As DEA spokesman Ross Baer told the Milwaukee-Journal Sentinel: “A lethal dose of carfentanil is not visible to the human eye.”
Carfentanil first appeared in the United States last summer. Nobody can explain why, but it appeared in Ohio. According to the DEA, more than 230 drug overdoses—14 of them fatal—in Akron, Ohio, in July 2016 were traced to carfentanil.
Since that time, the drug has appeared across the Midwest and South, with the first case of a fatal carfentanil overdose in Wisconsin recorded last week.
As NPR reported last month, most of the country’s synthetic opiate supply appears to originate in China, from where it is shipped overseas into the country via the U.S. mail.
In a brutally ironic twist, successes in stemming the supply of poppy-derived heroin, the traditional sources for which are Mexico and Southeast Asia, appear to have been rewarded with the demand fulfilled by far deadlier synthetics.
Concoctions based on synthetic opiates—and passed off as heroin—are dropping unsuspecting people all over the world.
In Northern Ireland, the threat of synthetic drugs is so acutely felt that there’s now a cautionary saying, with its own hashtag: #onepillwillkill. According to his family, 23-year-old Jamie Burns took a single pill of what was alleged to have been ecstasy before collapsing and dying later that night at a hospital.
Not that any sane person would argue heroin is safe, or a good lifestyle choice.
In Milwaukee County, 132 of the 299 drug-related deaths in 2016 were traced back to heroin.
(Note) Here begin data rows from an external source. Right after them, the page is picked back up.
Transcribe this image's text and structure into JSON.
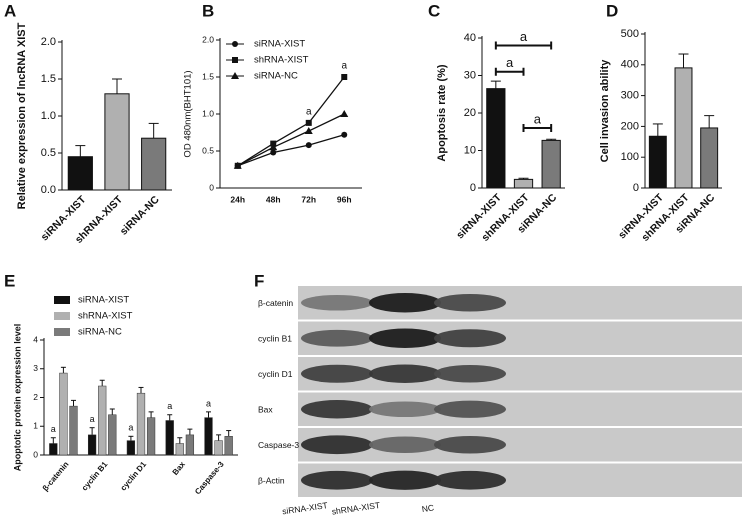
{
  "chart_data": [
    {
      "panel": "A",
      "type": "bar",
      "ylabel": "Relative expression of lncRNA XIST",
      "categories": [
        "siRNA-XIST",
        "shRNA-XIST",
        "siRNA-NC"
      ],
      "values": [
        0.45,
        1.3,
        0.7
      ],
      "errors": [
        0.15,
        0.2,
        0.2
      ],
      "colors": [
        "#111111",
        "#b0b0b0",
        "#7a7a7a"
      ],
      "ylim": [
        0,
        2
      ],
      "yticks": [
        {
          "value": 0,
          "label": "0.0"
        },
        0.5,
        {
          "value": 1,
          "label": "1.0"
        },
        1.5,
        {
          "value": 2,
          "label": "2.0"
        }
      ]
    },
    {
      "panel": "B",
      "type": "line",
      "ylabel": "OD 480nm(BHT101)",
      "categories": [
        "24h",
        "48h",
        "72h",
        "96h"
      ],
      "series": [
        {
          "name": "siRNA-XIST",
          "marker": "circle",
          "color": "#111111",
          "values": [
            0.3,
            0.48,
            0.58,
            0.72
          ]
        },
        {
          "name": "shRNA-XIST",
          "marker": "square",
          "color": "#111111",
          "values": [
            0.3,
            0.6,
            0.88,
            1.5
          ]
        },
        {
          "name": "siRNA-NC",
          "marker": "triangle",
          "color": "#111111",
          "values": [
            0.3,
            0.55,
            0.77,
            1.0
          ]
        }
      ],
      "ylim": [
        0,
        2
      ],
      "yticks": [
        0,
        0.5,
        {
          "value": 1,
          "label": "1.0"
        },
        1.5,
        {
          "value": 2,
          "label": "2.0"
        }
      ],
      "legend": "upper left",
      "annotations": [
        "a",
        "a"
      ]
    },
    {
      "panel": "C",
      "type": "bar",
      "ylabel": "Apoptosis rate (%)",
      "categories": [
        "siRNA-XIST",
        "shRNA-XIST",
        "siRNA-NC"
      ],
      "values": [
        26.5,
        2.3,
        12.7
      ],
      "errors": [
        2,
        0.3,
        0.3
      ],
      "colors": [
        "#111111",
        "#b0b0b0",
        "#7a7a7a"
      ],
      "ylim": [
        0,
        40
      ],
      "yticks": [
        0,
        10,
        20,
        30,
        40
      ],
      "annotations": [
        "a",
        "a",
        "a"
      ]
    },
    {
      "panel": "D",
      "type": "bar",
      "ylabel": "Cell invasion ability",
      "categories": [
        "siRNA-XIST",
        "shRNA-XIST",
        "siRNA-NC"
      ],
      "values": [
        168,
        390,
        195
      ],
      "errors": [
        40,
        45,
        40
      ],
      "colors": [
        "#111111",
        "#b0b0b0",
        "#7a7a7a"
      ],
      "ylim": [
        0,
        500
      ],
      "yticks": [
        0,
        100,
        200,
        300,
        400,
        500
      ]
    },
    {
      "panel": "E",
      "type": "grouped-bar",
      "ylabel": "Apoptotic protein expression level",
      "categories": [
        "β-catenin",
        "cyclin B1",
        "cyclin D1",
        "Bax",
        "Caspase-3"
      ],
      "series": [
        {
          "name": "siRNA-XIST",
          "color": "#111111",
          "values": [
            0.4,
            0.7,
            0.5,
            1.2,
            1.3
          ],
          "errors": [
            0.2,
            0.25,
            0.15,
            0.2,
            0.2
          ]
        },
        {
          "name": "shRNA-XIST",
          "color": "#b0b0b0",
          "values": [
            2.85,
            2.4,
            2.15,
            0.4,
            0.5
          ],
          "errors": [
            0.2,
            0.2,
            0.2,
            0.2,
            0.2
          ]
        },
        {
          "name": "siRNA-NC",
          "color": "#7a7a7a",
          "values": [
            1.7,
            1.4,
            1.3,
            0.7,
            0.65
          ],
          "errors": [
            0.2,
            0.2,
            0.2,
            0.2,
            0.2
          ]
        }
      ],
      "ylim": [
        0,
        4
      ],
      "yticks": [
        0,
        1,
        2,
        3,
        4
      ],
      "legend": "upper left",
      "annotations": [
        "a",
        "a",
        "a",
        "a",
        "a"
      ]
    }
  ],
  "blot": {
    "panel": "F",
    "rows": [
      "β-catenin",
      "cyclin B1",
      "cyclin D1",
      "Bax",
      "Caspase-3",
      "β-Actin"
    ],
    "columns": [
      "siRNA-XIST",
      "shRNA-XIST",
      "NC"
    ]
  }
}
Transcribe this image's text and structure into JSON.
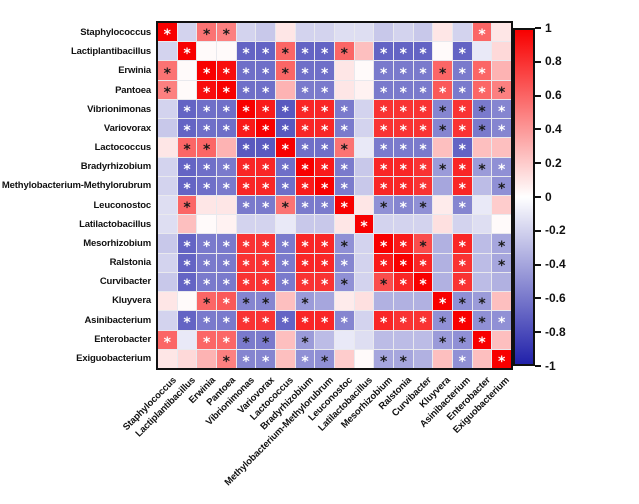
{
  "chart_data": {
    "type": "heatmap",
    "title": "",
    "xlabel": "",
    "ylabel": "",
    "legend_position": "right",
    "grid": true,
    "x_categories": [
      "Staphylococcus",
      "Lactiplantibacillus",
      "Erwinia",
      "Pantoea",
      "Vibrionimonas",
      "Variovorax",
      "Lactococcus",
      "Bradyrhizobium",
      "Methylobacterium-Methylorubrum",
      "Leuconostoc",
      "Latilactobacillus",
      "Mesorhizobium",
      "Ralstonia",
      "Curvibacter",
      "Kluyvera",
      "Asinibacterium",
      "Enterobacter",
      "Exiguobacterium"
    ],
    "y_categories": [
      "Staphylococcus",
      "Lactiplantibacillus",
      "Erwinia",
      "Pantoea",
      "Vibrionimonas",
      "Variovorax",
      "Lactococcus",
      "Bradyrhizobium",
      "Methylobacterium-Methylorubrum",
      "Leuconostoc",
      "Latilactobacillus",
      "Mesorhizobium",
      "Ralstonia",
      "Curvibacter",
      "Kluyvera",
      "Asinibacterium",
      "Enterobacter",
      "Exiguobacterium"
    ],
    "value_range": [
      -1,
      1
    ],
    "matrix": [
      [
        1.0,
        -0.2,
        0.55,
        0.5,
        -0.2,
        -0.25,
        0.1,
        -0.2,
        -0.2,
        -0.15,
        -0.15,
        -0.25,
        -0.2,
        -0.25,
        0.1,
        -0.2,
        0.6,
        0.1
      ],
      [
        -0.2,
        1.0,
        0.02,
        0.02,
        -0.7,
        -0.7,
        0.6,
        -0.7,
        -0.7,
        0.6,
        0.25,
        -0.7,
        -0.7,
        -0.7,
        0.02,
        -0.7,
        -0.1,
        0.15
      ],
      [
        0.55,
        0.02,
        1.0,
        0.95,
        -0.65,
        -0.65,
        0.6,
        -0.65,
        -0.65,
        0.1,
        0.02,
        -0.6,
        -0.6,
        -0.6,
        0.6,
        -0.6,
        0.6,
        0.3
      ],
      [
        0.5,
        0.02,
        0.95,
        1.0,
        -0.65,
        -0.65,
        0.3,
        -0.6,
        -0.6,
        0.1,
        0.05,
        -0.6,
        -0.6,
        -0.6,
        0.65,
        -0.6,
        0.6,
        0.5
      ],
      [
        -0.2,
        -0.7,
        -0.65,
        -0.65,
        1.0,
        0.9,
        -0.75,
        0.85,
        0.85,
        -0.6,
        -0.2,
        0.8,
        0.8,
        0.8,
        -0.55,
        0.8,
        -0.6,
        -0.55
      ],
      [
        -0.25,
        -0.7,
        -0.65,
        -0.65,
        0.9,
        1.0,
        -0.75,
        0.85,
        0.85,
        -0.6,
        -0.2,
        0.8,
        0.8,
        0.8,
        -0.55,
        0.8,
        -0.6,
        -0.55
      ],
      [
        0.1,
        0.6,
        0.6,
        0.3,
        -0.75,
        -0.75,
        1.0,
        -0.65,
        -0.65,
        0.55,
        -0.1,
        -0.6,
        -0.6,
        -0.6,
        0.25,
        -0.7,
        0.25,
        0.25
      ],
      [
        -0.2,
        -0.7,
        -0.65,
        -0.6,
        0.85,
        0.85,
        -0.65,
        1.0,
        0.9,
        -0.6,
        -0.25,
        0.85,
        0.85,
        0.8,
        -0.45,
        0.85,
        -0.45,
        -0.5
      ],
      [
        -0.2,
        -0.7,
        -0.65,
        -0.6,
        0.85,
        0.85,
        -0.65,
        0.9,
        1.0,
        -0.6,
        -0.25,
        0.85,
        0.85,
        0.8,
        -0.4,
        0.85,
        -0.3,
        -0.5
      ],
      [
        -0.15,
        0.6,
        0.1,
        0.1,
        -0.6,
        -0.6,
        0.55,
        -0.6,
        -0.6,
        1.0,
        0.1,
        -0.5,
        -0.55,
        -0.5,
        0.08,
        -0.55,
        -0.1,
        0.2
      ],
      [
        -0.15,
        0.25,
        0.02,
        0.05,
        -0.2,
        -0.2,
        -0.1,
        -0.25,
        -0.25,
        0.1,
        1.0,
        -0.2,
        -0.2,
        -0.2,
        0.12,
        -0.2,
        -0.15,
        0.02
      ],
      [
        -0.25,
        -0.7,
        -0.6,
        -0.6,
        0.8,
        0.8,
        -0.6,
        0.85,
        0.85,
        -0.5,
        -0.2,
        1.0,
        0.9,
        0.7,
        -0.35,
        0.85,
        -0.3,
        -0.4
      ],
      [
        -0.2,
        -0.7,
        -0.6,
        -0.6,
        0.8,
        0.8,
        -0.6,
        0.85,
        0.85,
        -0.55,
        -0.2,
        0.9,
        1.0,
        0.85,
        -0.35,
        0.8,
        -0.3,
        -0.4
      ],
      [
        -0.25,
        -0.7,
        -0.6,
        -0.6,
        0.8,
        0.8,
        -0.6,
        0.8,
        0.8,
        -0.5,
        -0.2,
        0.7,
        0.85,
        1.0,
        -0.35,
        0.8,
        -0.3,
        -0.35
      ],
      [
        0.1,
        0.02,
        0.6,
        0.65,
        -0.55,
        -0.55,
        0.25,
        -0.45,
        -0.4,
        0.08,
        0.12,
        -0.35,
        -0.35,
        -0.35,
        1.0,
        -0.5,
        -0.45,
        0.25
      ],
      [
        -0.2,
        -0.7,
        -0.6,
        -0.6,
        0.8,
        0.8,
        -0.7,
        0.85,
        0.85,
        -0.55,
        -0.2,
        0.85,
        0.8,
        0.8,
        -0.5,
        1.0,
        -0.5,
        -0.5
      ],
      [
        0.6,
        -0.1,
        0.6,
        0.6,
        -0.6,
        -0.6,
        0.25,
        -0.45,
        -0.3,
        -0.1,
        -0.15,
        -0.3,
        -0.3,
        -0.3,
        -0.45,
        -0.5,
        1.0,
        0.25
      ],
      [
        0.1,
        0.15,
        0.3,
        0.5,
        -0.55,
        -0.55,
        0.25,
        -0.5,
        -0.5,
        0.2,
        0.02,
        -0.4,
        -0.4,
        -0.35,
        0.25,
        -0.5,
        0.25,
        1.0
      ]
    ],
    "significance_marker": "*",
    "significance": [
      [
        2,
        0,
        1,
        1,
        0,
        0,
        0,
        0,
        0,
        0,
        0,
        0,
        0,
        0,
        0,
        0,
        2,
        0
      ],
      [
        0,
        2,
        0,
        0,
        2,
        2,
        1,
        2,
        2,
        1,
        0,
        2,
        2,
        2,
        0,
        2,
        0,
        0
      ],
      [
        1,
        0,
        2,
        2,
        2,
        2,
        1,
        2,
        2,
        0,
        0,
        2,
        2,
        2,
        1,
        2,
        2,
        0
      ],
      [
        1,
        0,
        2,
        2,
        2,
        2,
        0,
        2,
        2,
        0,
        0,
        2,
        2,
        2,
        2,
        2,
        2,
        1
      ],
      [
        0,
        2,
        2,
        2,
        2,
        2,
        2,
        2,
        2,
        2,
        0,
        2,
        2,
        2,
        1,
        2,
        1,
        2
      ],
      [
        0,
        2,
        2,
        2,
        2,
        2,
        2,
        2,
        2,
        2,
        0,
        2,
        2,
        2,
        1,
        2,
        1,
        2
      ],
      [
        0,
        1,
        1,
        0,
        2,
        2,
        2,
        2,
        2,
        1,
        0,
        2,
        2,
        2,
        0,
        2,
        0,
        0
      ],
      [
        0,
        2,
        2,
        2,
        2,
        2,
        2,
        2,
        2,
        2,
        0,
        2,
        2,
        2,
        1,
        2,
        1,
        2
      ],
      [
        0,
        2,
        2,
        2,
        2,
        2,
        2,
        2,
        2,
        2,
        0,
        2,
        2,
        2,
        0,
        2,
        0,
        1
      ],
      [
        0,
        1,
        0,
        0,
        2,
        2,
        1,
        2,
        2,
        2,
        0,
        1,
        2,
        1,
        0,
        2,
        0,
        0
      ],
      [
        0,
        0,
        0,
        0,
        0,
        0,
        0,
        0,
        0,
        0,
        2,
        0,
        0,
        0,
        0,
        0,
        0,
        0
      ],
      [
        0,
        2,
        2,
        2,
        2,
        2,
        2,
        2,
        2,
        1,
        0,
        2,
        2,
        1,
        0,
        2,
        0,
        1
      ],
      [
        0,
        2,
        2,
        2,
        2,
        2,
        2,
        2,
        2,
        2,
        0,
        2,
        2,
        2,
        0,
        2,
        0,
        1
      ],
      [
        0,
        2,
        2,
        2,
        2,
        2,
        2,
        2,
        2,
        1,
        0,
        1,
        2,
        2,
        0,
        2,
        0,
        0
      ],
      [
        0,
        0,
        1,
        2,
        1,
        1,
        0,
        1,
        0,
        0,
        0,
        0,
        0,
        0,
        2,
        1,
        1,
        0
      ],
      [
        0,
        2,
        2,
        2,
        2,
        2,
        2,
        2,
        2,
        2,
        0,
        2,
        2,
        2,
        1,
        2,
        1,
        2
      ],
      [
        2,
        0,
        2,
        2,
        1,
        1,
        0,
        1,
        0,
        0,
        0,
        0,
        0,
        0,
        1,
        1,
        2,
        0
      ],
      [
        0,
        0,
        0,
        1,
        2,
        2,
        0,
        2,
        1,
        0,
        0,
        1,
        1,
        0,
        0,
        2,
        0,
        2
      ]
    ],
    "colorscale": {
      "positive_color": "#F80000",
      "zero_color": "#FFFFFF",
      "negative_color": "#2121AA",
      "asterisk_dark_color": "#1A1A1A",
      "asterisk_light_color": "#FFFFFF"
    },
    "colorbar_ticks": [
      "1",
      "0.8",
      "0.6",
      "0.4",
      "0.2",
      "0",
      "-0.2",
      "-0.4",
      "-0.6",
      "-0.8",
      "-1"
    ],
    "colorbar_tick_values": [
      1,
      0.8,
      0.6,
      0.4,
      0.2,
      0,
      -0.2,
      -0.4,
      -0.6,
      -0.8,
      -1
    ]
  }
}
By comparison, fentanyl “only” killed 80. This, of course, was before carfentanil arrived.
The problem is, even if an addict or curious drug user wanted to try straight-up, old-school, unadulterated heroin, they might not be able to. As with any black market, drug users buy what’s available. And what’s available now has elephant tranquilizers in it.
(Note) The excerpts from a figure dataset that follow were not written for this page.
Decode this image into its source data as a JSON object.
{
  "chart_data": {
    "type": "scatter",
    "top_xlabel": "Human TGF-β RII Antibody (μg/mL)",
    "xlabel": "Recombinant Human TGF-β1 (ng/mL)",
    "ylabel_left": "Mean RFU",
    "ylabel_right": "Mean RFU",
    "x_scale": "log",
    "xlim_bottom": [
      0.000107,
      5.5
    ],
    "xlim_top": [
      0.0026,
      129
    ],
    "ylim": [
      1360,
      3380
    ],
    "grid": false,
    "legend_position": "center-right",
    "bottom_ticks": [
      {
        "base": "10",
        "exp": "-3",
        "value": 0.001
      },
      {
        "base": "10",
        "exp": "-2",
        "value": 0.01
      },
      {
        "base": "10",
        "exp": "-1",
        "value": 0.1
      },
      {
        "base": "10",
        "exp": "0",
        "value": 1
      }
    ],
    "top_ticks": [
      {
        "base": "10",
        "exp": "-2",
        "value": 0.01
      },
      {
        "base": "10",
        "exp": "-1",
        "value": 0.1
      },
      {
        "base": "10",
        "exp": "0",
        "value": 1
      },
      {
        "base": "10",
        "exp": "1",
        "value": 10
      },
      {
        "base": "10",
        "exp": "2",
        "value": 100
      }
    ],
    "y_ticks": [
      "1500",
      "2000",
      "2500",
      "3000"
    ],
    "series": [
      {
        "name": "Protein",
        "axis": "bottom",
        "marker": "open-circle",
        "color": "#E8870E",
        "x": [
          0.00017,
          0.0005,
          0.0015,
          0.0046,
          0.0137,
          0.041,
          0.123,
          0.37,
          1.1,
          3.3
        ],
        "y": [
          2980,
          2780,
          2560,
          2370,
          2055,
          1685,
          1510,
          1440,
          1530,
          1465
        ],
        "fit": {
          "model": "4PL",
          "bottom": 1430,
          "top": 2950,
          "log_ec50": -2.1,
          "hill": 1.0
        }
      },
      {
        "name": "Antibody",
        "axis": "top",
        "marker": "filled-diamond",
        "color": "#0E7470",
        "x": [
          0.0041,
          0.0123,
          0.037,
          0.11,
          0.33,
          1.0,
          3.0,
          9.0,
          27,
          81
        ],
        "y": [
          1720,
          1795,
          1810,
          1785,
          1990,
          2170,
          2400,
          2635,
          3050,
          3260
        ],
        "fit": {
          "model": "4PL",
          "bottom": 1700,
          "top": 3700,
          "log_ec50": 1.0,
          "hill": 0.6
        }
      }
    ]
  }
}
“We see [carfentanil] on the streets, often disguised as heroin,” Acting DEA Chief Chuck Rosenberg said last year. “I hope our first responders—and the public—will read and heed our health and safety warning.”
On March 1, China added carfentanil to its list of controlled substances. Any manufacturer can now be raided and is subject to the strict punishment reserved for drug traffickers in that country. As NPR reported, a similar ban is credited with ending the country’s brief-but-furious flirtation with bath salts and flakka.
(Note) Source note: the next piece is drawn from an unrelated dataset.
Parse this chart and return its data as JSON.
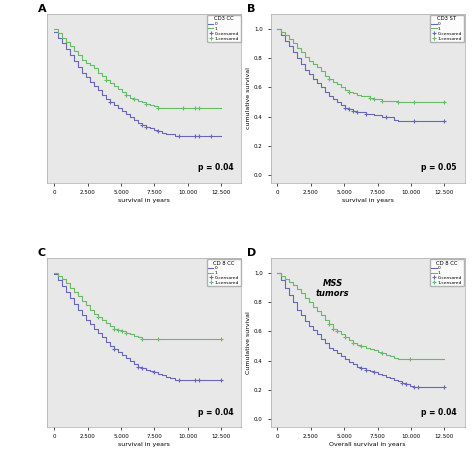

At the same time, an enterprising chemist can keep making subtle changes to the formula and, in theory, evade detection.
The same month China’s ban went into effect, federal drug agents in Ohio discovered 100 grams of a synthetic opiate. This one, “fluoroisobutyryl fentanyl,” was purchased for $800 and shipped via the mails from Hong Kong, and it was the first time the agents had seen it.